2 Answers

  1. Yes and no. Depending on what you mean by truly human.

    If we take as a basis some ideals in the spirit of ” a person should be free, responsible, boldly face the absurd, etc.”, then existentialism (especially in the spirit of Camus and Sartre) is human. They believe in a person (that he can become different from yesterday), but at the same time they demand a lot from him.

    If we understand that a person is a real being, with a lot of limitations and internal difficulties, then existentialism is rather cruel and deaf to the truly human. For example, to be human means to make mistakes, and not to force yourself with ideals (invented by Sartre, who himself did not follow his ideal). What is the meaning of all these “must” and” must ” under the sauce of beautiful words? – Feelings of guilt and imperfection that do not make a person better. Alas!

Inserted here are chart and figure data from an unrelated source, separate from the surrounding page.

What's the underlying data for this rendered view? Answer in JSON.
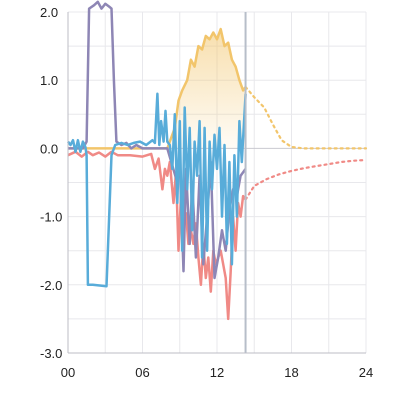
{
  "chart_data": {
    "type": "line",
    "title": "",
    "xlabel": "",
    "ylabel": "",
    "xlim": [
      0,
      24
    ],
    "ylim": [
      -3.0,
      2.0
    ],
    "x_ticks": [
      "00",
      "06",
      "12",
      "18",
      "24"
    ],
    "y_ticks": [
      "2.0",
      "1.0",
      "0.0",
      "-1.0",
      "-2.0",
      "-3.0"
    ],
    "grid": true,
    "legend": "none",
    "now_marker_x": 14.3,
    "colors": {
      "purple": "#8e86b5",
      "blue": "#58acd9",
      "yellow": "#f2c56b",
      "red": "#f08a86",
      "now": "#b7bec9"
    },
    "series": [
      {
        "color_key": "yellow",
        "style": "area",
        "points": [
          [
            0,
            0
          ],
          [
            8,
            0
          ],
          [
            8.6,
            0.3
          ],
          [
            8.9,
            0.7
          ],
          [
            9.2,
            0.85
          ],
          [
            9.6,
            1.0
          ],
          [
            9.9,
            1.3
          ],
          [
            10.2,
            1.2
          ],
          [
            10.5,
            1.5
          ],
          [
            10.8,
            1.45
          ],
          [
            11.1,
            1.65
          ],
          [
            11.4,
            1.6
          ],
          [
            11.7,
            1.7
          ],
          [
            12.0,
            1.6
          ],
          [
            12.3,
            1.75
          ],
          [
            12.6,
            1.5
          ],
          [
            12.9,
            1.55
          ],
          [
            13.2,
            1.3
          ],
          [
            13.5,
            1.2
          ],
          [
            13.8,
            1.0
          ],
          [
            14.1,
            0.85
          ],
          [
            14.3,
            0.9
          ]
        ]
      },
      {
        "color_key": "yellow",
        "style": "dotted",
        "points": [
          [
            14.3,
            0.9
          ],
          [
            15,
            0.75
          ],
          [
            15.8,
            0.6
          ],
          [
            16.5,
            0.35
          ],
          [
            17.2,
            0.12
          ],
          [
            18,
            0.02
          ],
          [
            19,
            0
          ],
          [
            24,
            0
          ]
        ]
      },
      {
        "color_key": "red",
        "style": "solid",
        "points": [
          [
            0,
            -0.1
          ],
          [
            0.6,
            -0.05
          ],
          [
            1.1,
            -0.12
          ],
          [
            1.6,
            -0.05
          ],
          [
            2.0,
            -0.1
          ],
          [
            2.5,
            -0.06
          ],
          [
            3.0,
            -0.12
          ],
          [
            3.5,
            -0.05
          ],
          [
            4,
            -0.1
          ],
          [
            5,
            -0.1
          ],
          [
            6,
            -0.12
          ],
          [
            6.7,
            -0.08
          ],
          [
            7.0,
            -0.3
          ],
          [
            7.3,
            -0.15
          ],
          [
            7.6,
            -0.6
          ],
          [
            7.8,
            -0.3
          ],
          [
            8.0,
            -0.4
          ],
          [
            8.2,
            -0.2
          ],
          [
            8.5,
            -0.8
          ],
          [
            8.7,
            -0.35
          ],
          [
            8.9,
            -1.5
          ],
          [
            9.1,
            -0.7
          ],
          [
            9.3,
            -1.2
          ],
          [
            9.5,
            -0.95
          ],
          [
            9.7,
            -1.4
          ],
          [
            9.9,
            -1.2
          ],
          [
            10.1,
            -1.4
          ],
          [
            10.3,
            -1.1
          ],
          [
            10.5,
            -1.6
          ],
          [
            10.7,
            -2.0
          ],
          [
            10.9,
            -1.4
          ],
          [
            11.1,
            -1.9
          ],
          [
            11.3,
            -1.6
          ],
          [
            11.5,
            -2.1
          ],
          [
            11.7,
            -1.5
          ],
          [
            11.9,
            -1.7
          ],
          [
            12.1,
            -1.6
          ],
          [
            12.3,
            -1.5
          ],
          [
            12.5,
            -1.7
          ],
          [
            12.7,
            -1.9
          ],
          [
            12.9,
            -2.5
          ],
          [
            13.1,
            -1.8
          ],
          [
            13.3,
            -1.0
          ],
          [
            13.5,
            -1.5
          ],
          [
            13.7,
            -0.8
          ],
          [
            13.9,
            -1.0
          ],
          [
            14.1,
            -0.7
          ],
          [
            14.3,
            -0.75
          ]
        ]
      },
      {
        "color_key": "red",
        "style": "dotted",
        "points": [
          [
            14.3,
            -0.75
          ],
          [
            15,
            -0.55
          ],
          [
            16,
            -0.45
          ],
          [
            17,
            -0.38
          ],
          [
            18,
            -0.33
          ],
          [
            19,
            -0.29
          ],
          [
            20,
            -0.26
          ],
          [
            21,
            -0.23
          ],
          [
            22,
            -0.2
          ],
          [
            23,
            -0.18
          ],
          [
            24,
            -0.17
          ]
        ]
      },
      {
        "color_key": "purple",
        "style": "solid",
        "points": [
          [
            0,
            0
          ],
          [
            1.2,
            0
          ],
          [
            1.5,
            0.1
          ],
          [
            1.7,
            2.05
          ],
          [
            2.1,
            2.1
          ],
          [
            2.4,
            2.15
          ],
          [
            2.7,
            2.05
          ],
          [
            3.0,
            2.12
          ],
          [
            3.3,
            2.08
          ],
          [
            3.5,
            2.05
          ],
          [
            3.7,
            1.0
          ],
          [
            3.9,
            0.1
          ],
          [
            4.3,
            0.05
          ],
          [
            4.7,
            0.08
          ],
          [
            5.1,
            0
          ],
          [
            5.5,
            0.05
          ],
          [
            6,
            0
          ],
          [
            8,
            0
          ],
          [
            8.8,
            -0.5
          ],
          [
            9.0,
            -0.2
          ],
          [
            9.3,
            -1.8
          ],
          [
            9.5,
            -0.3
          ],
          [
            9.8,
            -1.4
          ],
          [
            10.0,
            -0.5
          ],
          [
            10.3,
            -1.6
          ],
          [
            10.6,
            -0.4
          ],
          [
            10.9,
            -1.7
          ],
          [
            11.2,
            -1.0
          ],
          [
            11.5,
            -0.2
          ],
          [
            11.8,
            -1.9
          ],
          [
            12.1,
            -1.6
          ],
          [
            12.4,
            -1.2
          ],
          [
            12.7,
            -1.5
          ],
          [
            13.0,
            -0.9
          ],
          [
            13.3,
            -0.6
          ],
          [
            13.6,
            -0.7
          ],
          [
            13.9,
            -0.4
          ],
          [
            14.3,
            -0.3
          ]
        ]
      },
      {
        "color_key": "blue",
        "style": "solid",
        "points": [
          [
            0,
            0.1
          ],
          [
            0.2,
            0.05
          ],
          [
            0.4,
            0.12
          ],
          [
            0.6,
            -0.05
          ],
          [
            0.8,
            0.12
          ],
          [
            1.0,
            -0.05
          ],
          [
            1.2,
            0.1
          ],
          [
            1.4,
            0.02
          ],
          [
            1.5,
            -0.1
          ],
          [
            1.6,
            -2.0
          ],
          [
            2.0,
            -2.0
          ],
          [
            3.1,
            -2.02
          ],
          [
            3.5,
            -0.1
          ],
          [
            3.8,
            0.05
          ],
          [
            4.3,
            0.08
          ],
          [
            4.8,
            0.05
          ],
          [
            5.3,
            0.08
          ],
          [
            5.8,
            0.1
          ],
          [
            6.3,
            0.05
          ],
          [
            6.8,
            0.12
          ],
          [
            7.0,
            0.08
          ],
          [
            7.2,
            0.8
          ],
          [
            7.35,
            0.05
          ],
          [
            7.5,
            0.4
          ],
          [
            7.7,
            0.1
          ],
          [
            7.85,
            0.55
          ],
          [
            8.0,
            0.1
          ],
          [
            8.2,
            0.05
          ],
          [
            8.4,
            -0.3
          ],
          [
            8.6,
            0.5
          ],
          [
            8.8,
            -0.8
          ],
          [
            9.0,
            0.4
          ],
          [
            9.2,
            -1.5
          ],
          [
            9.4,
            0.6
          ],
          [
            9.6,
            -0.6
          ],
          [
            9.8,
            0.3
          ],
          [
            10.0,
            -1.2
          ],
          [
            10.2,
            0.1
          ],
          [
            10.4,
            -0.4
          ],
          [
            10.6,
            0.4
          ],
          [
            10.8,
            -1.6
          ],
          [
            11.0,
            0.3
          ],
          [
            11.2,
            -1.5
          ],
          [
            11.4,
            0.1
          ],
          [
            11.6,
            -0.6
          ],
          [
            11.8,
            0.2
          ],
          [
            12.0,
            -0.3
          ],
          [
            12.2,
            0.3
          ],
          [
            12.4,
            -1.0
          ],
          [
            12.6,
            0.05
          ],
          [
            12.8,
            -1.4
          ],
          [
            13.0,
            -0.2
          ],
          [
            13.2,
            -1.7
          ],
          [
            13.4,
            -0.1
          ],
          [
            13.6,
            -1.0
          ],
          [
            13.8,
            0.4
          ],
          [
            14.0,
            -0.2
          ],
          [
            14.3,
            0.8
          ]
        ]
      }
    ]
  }
}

  2. We can assume that existentialism is rather a version of humanism that suffers from two serious problems::

    1) Individualism, because within the framework of existentialism (and any kind, religious or secular), no collective morality is possible (it is considered a phantom, external violence against the individual), and there are only individual values of a person and his individual choice. Thus, human solidarity is extremely difficult, any solidarity with those who suffer can be declared hypocrisy (you don't suffer yourself, so why do you co-suffer, will it really be easier for another person if you feel worse in his presence out of hypocrisy), any opportunity to co-rejoice in turn is associated only with personal achievements (“if you share joy with others without feeling joy yourself, then why?”). In fact, as Ivan K. correctly noted here, existentialism requires “moral heroism” from a person in the conditions of “radical loneliness in the face of the world”. In this sense, there is no humanism as love for a person here, one side of a person is deified – the intellectual and volitional one.

    2) Anthropocentrism. Anthropocentrism manifests itself in the fact that all nature seems to be a soulless, hostile machine to man, although beautiful. From this machine, death falls on a person, which destroys him. If this is religious anthropocentrism, then the Machine-Nature is opposed by a good God (then religious dualism arises, in which Nature appears as something fallen, epistemologically and morally inferior, and God as a higher, good principle). If this is atheistic anthropocentrism, then the features of the” evil Nature ” are deified, it becomes something similar to fate, fate. In any case, this is also unlike the humanists of the past (XVIII-XIX centuries), who were more likely to talk about solidarity with nature or about preserving and transforming nature.

    In general, existentialism is a sharp reaction to the social pessimism of the twentieth century, to the idea that any collective ideologies (liberalism, Nazism, communism) or even any orthodox religions (Christianity, Islam, Buddhism) did not bring anything good to a person, he also remained alone and “abandoned” in our world. The forerunner of existentialism in general is on the one hand the Russian religious and symbolic literature of the XIX century (F. M. Dostoevsky, L. N. Tolstoy), and on the other hand – Nietzscheanism. And Nietzscheanism is essentially a denial of humanism.